4. Collecting data for training and improvement
Our failure detection and teleoperation process generates valuable data that we collect and utilize in several ways:
- Human demonstrations during teleoperation serve as on-policy training data for improving agent behavior
- Successfully resolved cases become golden trajectories for evaluating agent performance
- These demonstrations help establish benchmarks for expected agent behavior in edge cases
This creates a virtuous cycle where real-world operation generates data that improves both our agents and our failure detection systems.
Appendix
Can we trust models to be well calibrated?

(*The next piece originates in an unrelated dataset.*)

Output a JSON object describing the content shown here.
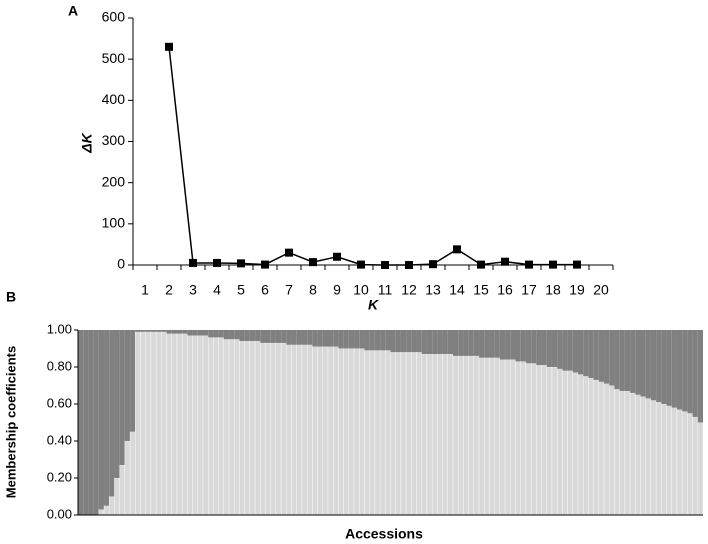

Calibration - how well a model's confidence matches its actual performance - was a major focus in the pre-LLM era. With modern LLMs, the focus has shifted more towards overall performance and capabilities rather than explicit calibration metrics.
However, there is emerging evidence that some specialized reasoning models, particularly those like O1 that are specifically trained for mathematical and logical reasoning tasks, demonstrate good calibration properties. These models seem to be better at expressing appropriate levels of uncertainty when faced with challenging problems.
See ‣ and ‣ for more details.
For practical failure detection purposes, we generally find that explicit validation approaches are more reliable than trying to leverage model calibration directly.